Wednesday, April 11, 2012

396

taken from Humilitas by John Dickson

Jim Collins, the Stanford University business analyst and author of the best-selling Good to Great conducted a five-year study exploring what turns good companies into great ones. He defined a "great" company as one that experienced a turn-around in which it financially outperformed the market trend by at least three times for a fifteen-year period. One classic example is Gillette, best known for shaving products. Betweeen 1980 and 1995 the company enjoyed cumulative stock returns 7.39 times greater than the general stock market. Only eleven companies in the US made Collins's "great" category.
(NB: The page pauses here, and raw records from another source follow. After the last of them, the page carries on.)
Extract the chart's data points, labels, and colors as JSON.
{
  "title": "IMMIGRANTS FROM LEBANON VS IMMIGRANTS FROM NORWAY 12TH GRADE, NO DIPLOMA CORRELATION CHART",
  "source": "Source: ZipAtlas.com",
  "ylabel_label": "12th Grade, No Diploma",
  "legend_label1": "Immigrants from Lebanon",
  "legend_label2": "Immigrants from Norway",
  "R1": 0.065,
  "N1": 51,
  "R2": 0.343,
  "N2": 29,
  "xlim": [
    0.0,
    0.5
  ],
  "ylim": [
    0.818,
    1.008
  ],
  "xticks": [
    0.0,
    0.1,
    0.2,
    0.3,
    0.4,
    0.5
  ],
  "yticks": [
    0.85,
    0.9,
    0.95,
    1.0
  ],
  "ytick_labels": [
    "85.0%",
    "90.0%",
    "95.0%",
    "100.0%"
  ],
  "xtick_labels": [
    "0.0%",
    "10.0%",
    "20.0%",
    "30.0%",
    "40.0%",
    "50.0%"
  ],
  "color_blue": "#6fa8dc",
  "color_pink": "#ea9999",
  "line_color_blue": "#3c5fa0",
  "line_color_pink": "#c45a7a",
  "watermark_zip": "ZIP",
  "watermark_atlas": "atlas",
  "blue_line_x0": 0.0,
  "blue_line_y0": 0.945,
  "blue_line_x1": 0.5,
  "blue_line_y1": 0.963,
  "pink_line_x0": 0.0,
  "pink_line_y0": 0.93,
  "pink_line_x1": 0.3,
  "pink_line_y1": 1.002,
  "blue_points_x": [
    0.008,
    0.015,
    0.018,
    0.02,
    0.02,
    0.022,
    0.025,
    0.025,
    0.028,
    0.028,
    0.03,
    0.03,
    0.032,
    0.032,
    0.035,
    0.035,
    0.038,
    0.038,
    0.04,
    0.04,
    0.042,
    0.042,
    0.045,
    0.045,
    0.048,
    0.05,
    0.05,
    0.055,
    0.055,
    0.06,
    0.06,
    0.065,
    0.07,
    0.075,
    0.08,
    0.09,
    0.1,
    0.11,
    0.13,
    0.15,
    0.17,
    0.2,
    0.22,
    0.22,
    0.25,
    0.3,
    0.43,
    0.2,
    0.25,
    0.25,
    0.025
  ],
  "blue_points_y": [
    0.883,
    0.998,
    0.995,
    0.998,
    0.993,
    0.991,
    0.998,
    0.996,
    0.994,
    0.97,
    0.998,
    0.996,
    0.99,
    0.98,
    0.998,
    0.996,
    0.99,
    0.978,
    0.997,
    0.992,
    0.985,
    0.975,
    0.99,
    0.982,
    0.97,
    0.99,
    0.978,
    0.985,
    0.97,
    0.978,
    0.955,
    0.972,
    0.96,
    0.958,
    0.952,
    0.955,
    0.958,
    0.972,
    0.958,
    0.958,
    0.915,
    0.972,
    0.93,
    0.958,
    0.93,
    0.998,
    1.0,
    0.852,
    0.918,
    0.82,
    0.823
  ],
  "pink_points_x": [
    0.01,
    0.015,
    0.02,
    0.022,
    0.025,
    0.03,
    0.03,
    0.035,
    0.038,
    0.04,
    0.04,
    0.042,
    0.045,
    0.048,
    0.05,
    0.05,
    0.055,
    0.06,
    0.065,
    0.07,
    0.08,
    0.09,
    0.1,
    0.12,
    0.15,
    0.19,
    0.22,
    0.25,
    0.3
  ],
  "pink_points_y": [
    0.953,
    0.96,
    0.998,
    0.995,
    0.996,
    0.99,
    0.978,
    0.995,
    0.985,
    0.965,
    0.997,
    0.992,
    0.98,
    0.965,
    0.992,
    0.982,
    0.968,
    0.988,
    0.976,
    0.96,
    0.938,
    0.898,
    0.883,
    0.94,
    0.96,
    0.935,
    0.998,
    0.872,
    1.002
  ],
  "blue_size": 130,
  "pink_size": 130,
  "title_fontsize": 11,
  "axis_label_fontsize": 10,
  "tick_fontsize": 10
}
Most notable were those that didn't make the cut, including Coca-Cola, Johnson&Johnson, Walmart and General Electric, companies that only outperformed the market by 2.5 times.

Many observers were surprised to learn that one of the key factors in all eleven good-to-great companies during the growth phase was what Collins describes as Level 5 Leadership - that is, leadership marked by two characteristics: steely determination and an attitude of humility. Collins records the puzzlement of his research team at the consistency of this finding:

"We were surprised, shocked really, to discover the type of leadership required for turning a good company into a great one. Compared to high-profile leaders with big personalities who make headlines and become celebritities the good-to-great leaders seem to have come from Mars. Self-effacing, quiet, reserved even shy - these leaders are a paradoxical blend of personal humility and professional will. They are more like Lincoln and Socrates than Patton and Caesar."

Collins's 2009 book How the Mighty Fall bears out the flipside - when successful companies become arrogant, it often spells their downfall.